Closed drosofff closed 1 year ago

drosofff commented 6 years ago

@malloryfreeberg Hi Mallory,

It's not clear from https://github.com/galaxyproject/training-material/blame/50518e9db648d8ac77ea7ab34f9caf595a78621b/topics/transcriptomics/tutorials/srna/tutorial.md#L252 how we can access to the dataset that contains fasta sequence of 33k mRNA and TEs (not in zenedo). This is an issue because it remains uncertain whether there is canonical TE consensus sequences in this file or instead a collection of real TE sequences (complete or incomplete); this in turns has impact on the downstream statistical analysis. Best Christophe

malloryfreeberg commented 6 years ago

Hi @drosofff,

The full reference fasta file of 33k mRNA and TEs is not needed to complete the tutorial; the dm3_transcriptome_sequences_downsampled.fa.gz file in the zenodo entry is sufficient.

To clear up the uncertainty, the reference list of TEs is a set of canonical transposable element sequences.

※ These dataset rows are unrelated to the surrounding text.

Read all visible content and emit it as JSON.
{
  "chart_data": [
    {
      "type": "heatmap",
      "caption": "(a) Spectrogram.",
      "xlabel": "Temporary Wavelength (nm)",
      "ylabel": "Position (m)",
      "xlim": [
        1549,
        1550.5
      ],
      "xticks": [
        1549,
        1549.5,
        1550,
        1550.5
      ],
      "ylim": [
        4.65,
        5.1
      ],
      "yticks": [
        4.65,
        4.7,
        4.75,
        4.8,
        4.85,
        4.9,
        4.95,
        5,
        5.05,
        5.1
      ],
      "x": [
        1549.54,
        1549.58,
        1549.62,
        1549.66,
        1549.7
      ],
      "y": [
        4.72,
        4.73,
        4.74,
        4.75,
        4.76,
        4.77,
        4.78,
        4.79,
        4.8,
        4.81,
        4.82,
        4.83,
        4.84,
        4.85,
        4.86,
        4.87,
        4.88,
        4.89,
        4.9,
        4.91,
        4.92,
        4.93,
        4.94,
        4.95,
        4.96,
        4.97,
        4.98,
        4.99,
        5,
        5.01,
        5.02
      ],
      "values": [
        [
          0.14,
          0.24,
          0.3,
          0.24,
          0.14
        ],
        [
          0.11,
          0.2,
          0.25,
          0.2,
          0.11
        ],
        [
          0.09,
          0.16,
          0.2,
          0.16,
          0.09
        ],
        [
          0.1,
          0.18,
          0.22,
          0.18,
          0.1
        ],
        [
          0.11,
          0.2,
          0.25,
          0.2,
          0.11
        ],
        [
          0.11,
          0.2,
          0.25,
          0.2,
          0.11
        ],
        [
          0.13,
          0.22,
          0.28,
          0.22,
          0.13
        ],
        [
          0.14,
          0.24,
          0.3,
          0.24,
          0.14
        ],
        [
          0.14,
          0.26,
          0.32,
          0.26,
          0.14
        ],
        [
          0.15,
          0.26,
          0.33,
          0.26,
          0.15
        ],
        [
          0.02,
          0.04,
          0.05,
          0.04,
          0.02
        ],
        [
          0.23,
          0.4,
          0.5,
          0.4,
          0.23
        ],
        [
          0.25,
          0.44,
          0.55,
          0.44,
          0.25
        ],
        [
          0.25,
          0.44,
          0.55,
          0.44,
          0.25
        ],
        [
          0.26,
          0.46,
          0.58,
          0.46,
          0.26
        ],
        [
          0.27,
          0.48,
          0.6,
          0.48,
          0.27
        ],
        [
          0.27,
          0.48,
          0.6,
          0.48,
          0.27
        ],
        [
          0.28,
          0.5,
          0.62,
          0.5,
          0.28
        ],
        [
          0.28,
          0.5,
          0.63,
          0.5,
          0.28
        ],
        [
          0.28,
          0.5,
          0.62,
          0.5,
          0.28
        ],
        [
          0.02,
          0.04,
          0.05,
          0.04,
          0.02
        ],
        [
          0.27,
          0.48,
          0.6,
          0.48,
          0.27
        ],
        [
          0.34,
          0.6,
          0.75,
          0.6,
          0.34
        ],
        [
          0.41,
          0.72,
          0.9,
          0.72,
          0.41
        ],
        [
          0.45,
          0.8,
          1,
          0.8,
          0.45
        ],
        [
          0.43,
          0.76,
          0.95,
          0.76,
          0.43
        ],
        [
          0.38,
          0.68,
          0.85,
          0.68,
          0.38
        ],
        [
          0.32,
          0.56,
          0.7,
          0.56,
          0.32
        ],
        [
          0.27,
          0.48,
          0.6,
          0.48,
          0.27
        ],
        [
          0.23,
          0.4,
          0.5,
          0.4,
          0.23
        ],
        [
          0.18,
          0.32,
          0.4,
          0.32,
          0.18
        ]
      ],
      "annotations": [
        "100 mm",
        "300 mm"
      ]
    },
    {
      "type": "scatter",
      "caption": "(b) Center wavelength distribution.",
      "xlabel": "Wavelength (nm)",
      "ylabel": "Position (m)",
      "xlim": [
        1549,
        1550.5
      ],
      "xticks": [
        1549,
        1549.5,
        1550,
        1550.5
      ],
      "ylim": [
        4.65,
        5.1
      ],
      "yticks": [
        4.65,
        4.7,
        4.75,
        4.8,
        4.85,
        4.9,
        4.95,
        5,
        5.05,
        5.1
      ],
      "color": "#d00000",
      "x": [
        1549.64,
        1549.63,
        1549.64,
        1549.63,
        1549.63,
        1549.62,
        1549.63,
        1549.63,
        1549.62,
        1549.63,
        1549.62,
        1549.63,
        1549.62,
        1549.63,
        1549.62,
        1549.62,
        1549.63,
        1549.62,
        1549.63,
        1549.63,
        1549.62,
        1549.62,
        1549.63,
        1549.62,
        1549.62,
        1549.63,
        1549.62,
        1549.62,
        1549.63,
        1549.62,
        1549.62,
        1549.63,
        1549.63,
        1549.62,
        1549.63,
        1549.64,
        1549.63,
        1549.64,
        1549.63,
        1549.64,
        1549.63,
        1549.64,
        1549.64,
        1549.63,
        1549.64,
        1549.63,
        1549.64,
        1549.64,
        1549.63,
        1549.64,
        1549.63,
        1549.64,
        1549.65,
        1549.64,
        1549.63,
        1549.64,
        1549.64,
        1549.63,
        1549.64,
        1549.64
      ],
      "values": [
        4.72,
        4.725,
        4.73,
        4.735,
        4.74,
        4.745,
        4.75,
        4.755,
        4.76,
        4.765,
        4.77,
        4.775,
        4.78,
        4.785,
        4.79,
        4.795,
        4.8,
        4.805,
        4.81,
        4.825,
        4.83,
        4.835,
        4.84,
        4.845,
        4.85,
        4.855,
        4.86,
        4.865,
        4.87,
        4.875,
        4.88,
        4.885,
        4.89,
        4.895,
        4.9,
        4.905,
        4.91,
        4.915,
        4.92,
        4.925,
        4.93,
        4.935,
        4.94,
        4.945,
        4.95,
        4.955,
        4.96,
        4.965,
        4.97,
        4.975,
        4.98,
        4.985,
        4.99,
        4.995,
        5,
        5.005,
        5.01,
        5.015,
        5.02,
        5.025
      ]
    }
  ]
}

Specifically, I used the reference list of 126 transposable elements published as part of the piPipes suite of tools for analyzing piRNAs and transposon. The authors of these tools are experts in small RNA and transposons studies. The specific link to the dm3 reference files is here and the file named dm3.transposon.fa is the one from which the TE sequences in the tutorial are taken. I believe the original source of these canonical transposon sequences is from the highly manually curated set of TE sequences (found here) from the Drosophila Genome Project.

The full mRNA reference list is simply the RefSeq entries, which can be imported directly into Galaxy via the UCSC Table Browser, or separately downloaded from another source and imported into Galaxy. Again, for the purposes of the tutorial, the required reference mRNA sequences are provided in zenodo.

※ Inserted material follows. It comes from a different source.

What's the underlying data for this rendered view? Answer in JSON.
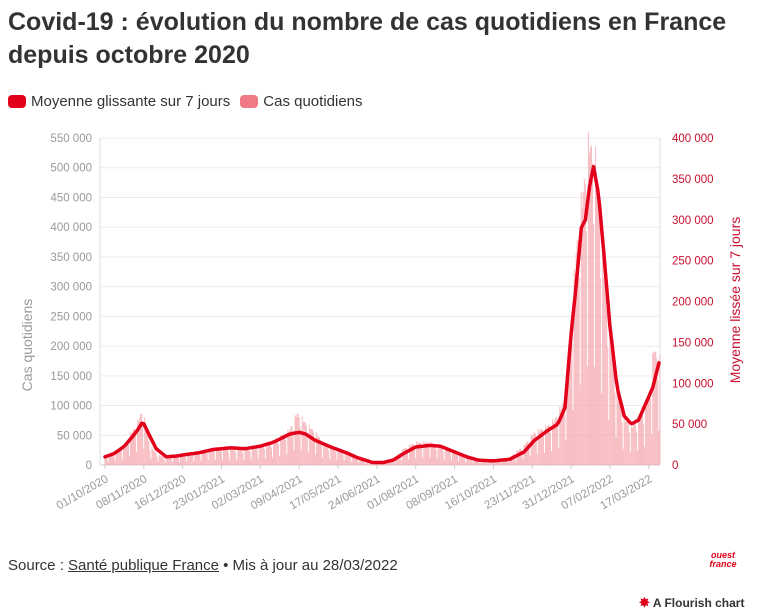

I hope this description clears things up. Do let me know if you have any additional questions.

drosofff commented 6 years ago

@malloryfreeberg Thanks Mallory, it's all clear 👍 . Good to see these links that remind me interesting times ! Why not stating in the tutorial that the reference used for siRNA profiling is dm3_transcriptome_sequences_downsampled.fa.gz? The illustration is misleading, right ?

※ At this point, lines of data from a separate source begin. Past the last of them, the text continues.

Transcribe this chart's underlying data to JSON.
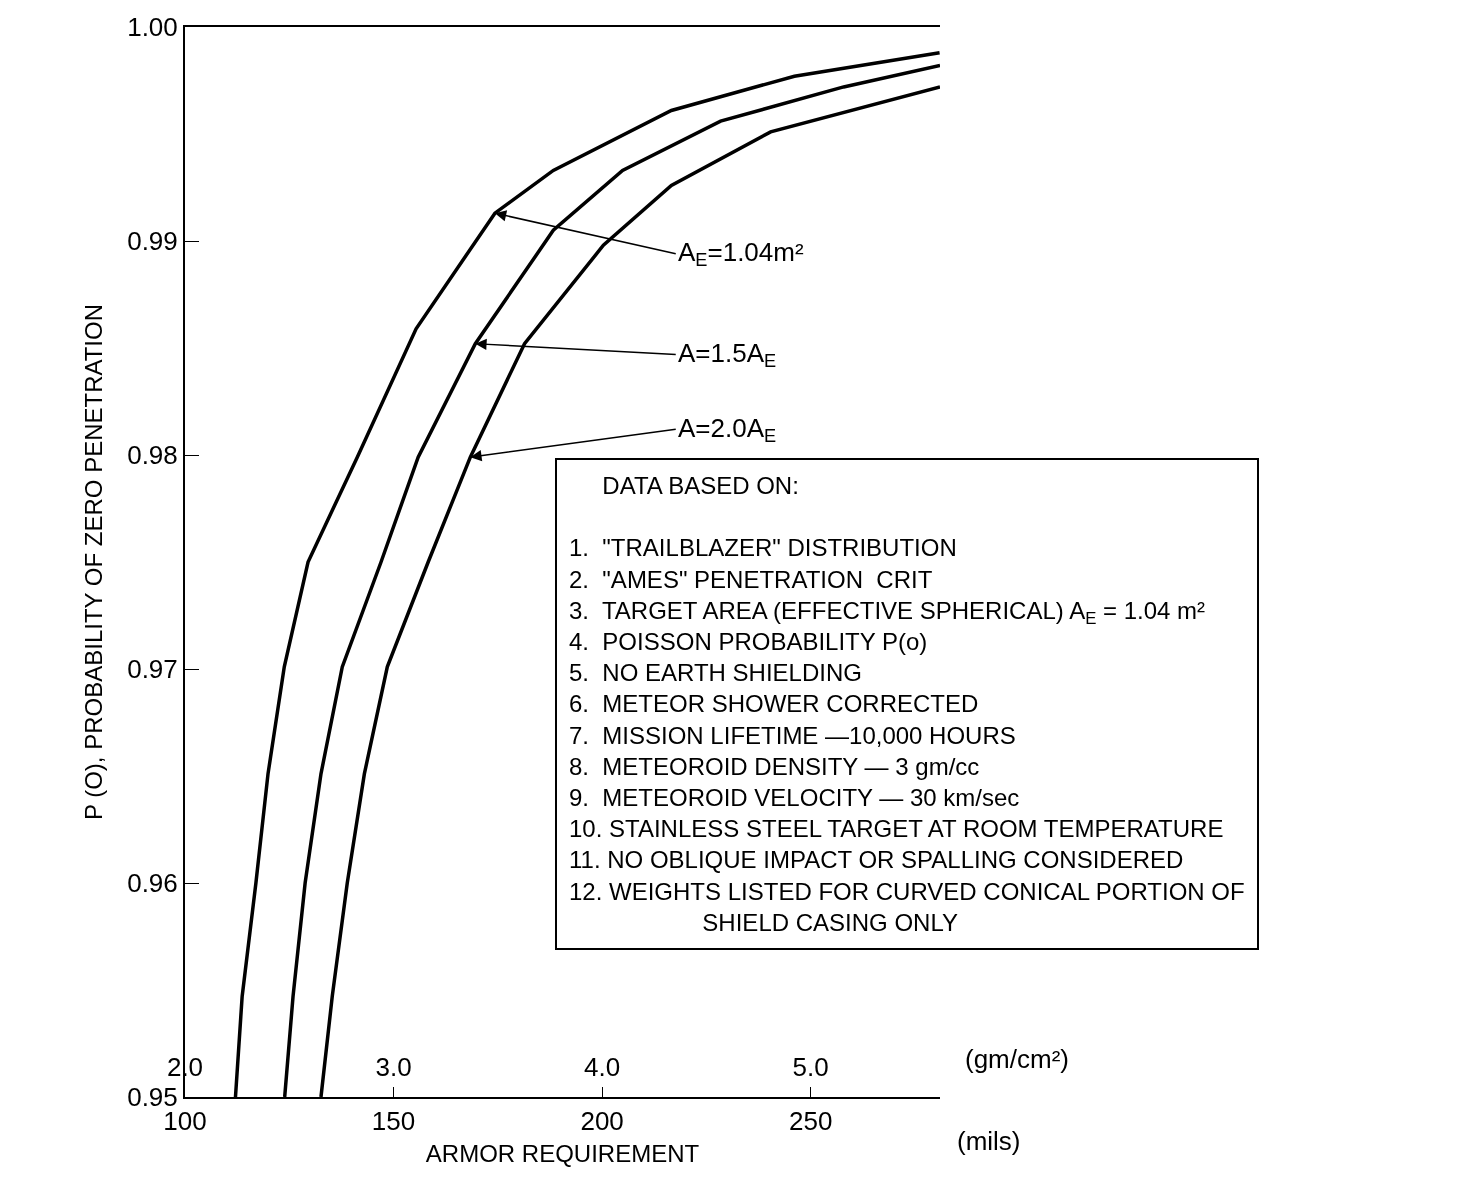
{
  "chart_data": {
    "type": "line",
    "xlabel": "ARMOR REQUIREMENT",
    "ylabel": "P (O), PROBABILITY OF ZERO PENETRATION",
    "x2label": "(gm/cm²)",
    "xlim": [
      100,
      281
    ],
    "xticks": [
      100,
      150,
      200,
      250
    ],
    "ylim": [
      0.95,
      1.0
    ],
    "yticks": [
      {
        "value": 0.95,
        "label": "0.95"
      },
      {
        "value": 0.96,
        "label": "0.96"
      },
      {
        "value": 0.97,
        "label": "0.97"
      },
      {
        "value": 0.98,
        "label": "0.98"
      },
      {
        "value": 0.99,
        "label": "0.99"
      },
      {
        "value": 1.0,
        "label": "1.00"
      }
    ],
    "x2lim": [
      2.0,
      5.62
    ],
    "x2ticks": [
      {
        "value": 2,
        "label": "2.0"
      },
      {
        "value": 3,
        "label": "3.0"
      },
      {
        "value": 4,
        "label": "4.0"
      },
      {
        "value": 5,
        "label": "5.0"
      }
    ],
    "marker": "none",
    "line_style": "solid",
    "series": [
      {
        "color": "#000000",
        "x": [
          112.1,
          113.7,
          117.0,
          119.9,
          123.8,
          129.5,
          141.3,
          155.4,
          174.3,
          188.3,
          216.6,
          246.1,
          280.9
        ],
        "values": [
          0.95,
          0.9547,
          0.96,
          0.9651,
          0.9701,
          0.975,
          0.9799,
          0.9859,
          0.9913,
          0.9933,
          0.9961,
          0.9977,
          0.9988
        ]
      },
      {
        "color": "#000000",
        "x": [
          123.9,
          125.9,
          128.8,
          132.6,
          137.7,
          147.0,
          155.9,
          169.6,
          188.3,
          204.9,
          228.4,
          257.9,
          281.0
        ],
        "values": [
          0.95,
          0.9547,
          0.96,
          0.9651,
          0.9701,
          0.975,
          0.9799,
          0.9852,
          0.9905,
          0.9933,
          0.9956,
          0.9972,
          0.9982
        ]
      },
      {
        "color": "#000000",
        "x": [
          132.6,
          135.3,
          138.9,
          143.0,
          148.5,
          158.3,
          168.4,
          181.4,
          200.3,
          216.6,
          240.4,
          281.0
        ],
        "values": [
          0.95,
          0.9547,
          0.96,
          0.9651,
          0.9701,
          0.975,
          0.9799,
          0.9852,
          0.9898,
          0.9926,
          0.9951,
          0.9972
        ]
      }
    ],
    "annotations": [
      {
        "text": "A$_{E}$=1.04m²",
        "x": 174.3,
        "y": 0.9913
      },
      {
        "text": "A=1.5A$_{E}$",
        "x": 169.6,
        "y": 0.9852
      },
      {
        "text": "A=2.0A$_{E}$",
        "x": 168.4,
        "y": 0.9799
      },
      "(mils)",
      "     DATA BASED ON:\n\n1.  \"TRAILBLAZER\" DISTRIBUTION\n2.  \"AMES\" PENETRATION  CRIT\n3.  TARGET AREA (EFFECTIVE SPHERICAL) A$_{E}$ = 1.04 m²\n4.  POISSON PROBABILITY P(o)\n5.  NO EARTH SHIELDING\n6.  METEOR SHOWER CORRECTED\n7.  MISSION LIFETIME —10,000 HOURS\n8.  METEOROID DENSITY — 3 gm/cc\n9.  METEOROID VELOCITY — 30 km/sec\n10. STAINLESS STEEL TARGET AT ROOM TEMPERATURE\n11. NO OBLIQUE IMPACT OR SPALLING CONSIDERED\n12. WEIGHTS LISTED FOR CURVED CONICAL PORTION OF\n                    SHIELD CASING ONLY"
    ]
  }
}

drosofff commented 6 years ago

@malloryfreeberg it's me again. Sorry to bother you with my questions: In the tutorial, you suggest that profiling genomic items that contain repeated sequences is complicated using the whole genome as reference for alignment. All right. But the reference that you are using contains indeed both canonical transposons and several piRNA clusters identified by Brennecke. These latter ones are composed of intermingled copies of transposons whose sequences will undoubtedly match the sequences of your canonical transposons.

Thus, in a way, your reference also contains repeated sequences and I was wondering how salmon is influenced by this feature: typically, your read counts should be different depending of the clusters you included in the reference together with the canonical transposons (for instance, the Flam cluster is enriched in zam and idefix, but not 42AB). Do you see what I mean ?

hexylena commented 4 years ago

@mvdbeek Bérénice mentioned you have a new version of this tutorial that might address this issue?

hexylena commented 1 year ago

Closing due to original issue being solved sufficiently, additional questions may be out of scope.